Były minister rolnictwa ocenił, że prawdopodobnie zmieni się forma protestów rolników — mniej będzie blokad dróg, a rolnicy „częściej będą docierać do biur poselskich, ministerstw”.
- Rolnicy będą protestowali tak długo, aż zmieni się głupia polityka UE, która niszczy rolnictwo — podsumował.
Jan Krzysztof Ardanowski: Ukraińcy mają poparcie w Berlinie i Brukseli, nie chcą poważnie rozmawiać z Polską
W kontekście negocjacji polskiego rządu z Ukrainą ws. ograniczenia napływu żywności z Ukrainy do Polski, czego też domagają się protestujący rolnicy, Aradnowski zarzucił Kijowowi niewdzięczność.
- Ukraińcy skorzystali z pomocy polskiej wtedy kiedy my ich ratowaliśmy. Nie robiliśmy tego, by oczekiwać wdzięczności, ale nie oczekiwaliśmy też czarnej niewdzięczności. Ukraińcy przekonują, że wszyscy mają z ich interesami się liczyć zapominając, że Polska również, broniąc swojej gospodarki, rolnictwa, ma swoje narodowe interesy — podkreślił.
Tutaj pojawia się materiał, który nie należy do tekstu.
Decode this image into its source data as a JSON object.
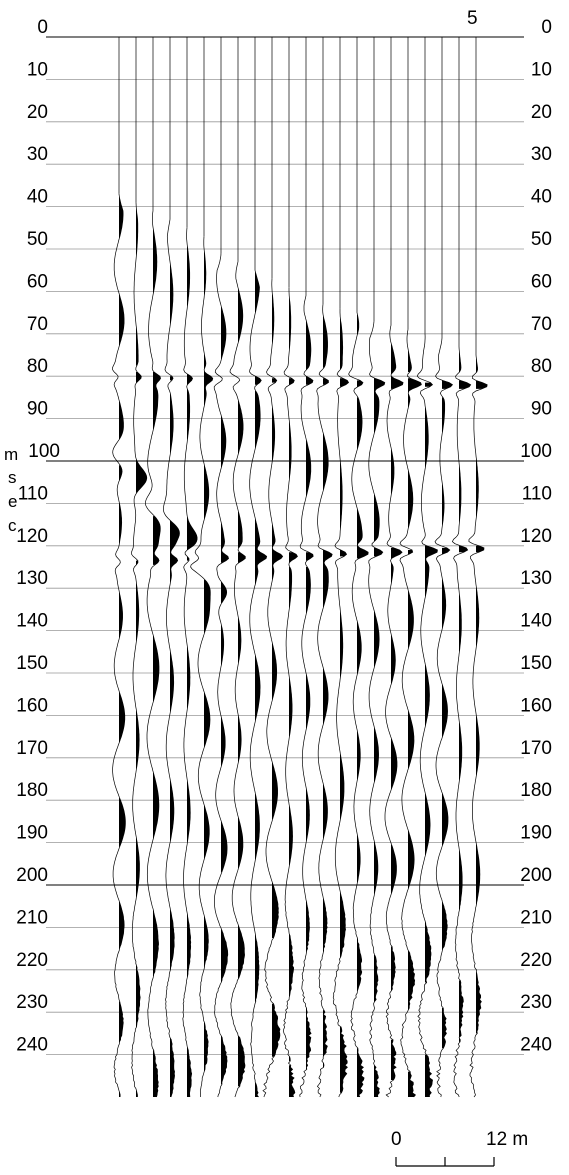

(Czesław Siekierski) Staje się powoli postacią tragiczną, ponieważ nie jest w stanie spełnić niczego
Jan Krzysztof Ardanowski, były minister rolnictwa
Ardanowski mówił też o sygnałach jakie napływają do niego jeśli chodzi o przebieg negocjacji z Ukraińcami. - Słychać bezczelność ze strony ukraińskiej, że skoro mają uzgodnione wszystko z Komisją Europejską, Ursulą von der Leyen, to o czym mają rozmawiać z krajami członkowskimi. Mówią, że przecież to UE wyraziła zgodę, więc Warszawa nie będzie podskakiwała. Ukraińcy coś tam mówią, obiecują, potem się z tego wycofują - tak jak mówili, że ograniczą tranzyt przez Polskę - stwierdził.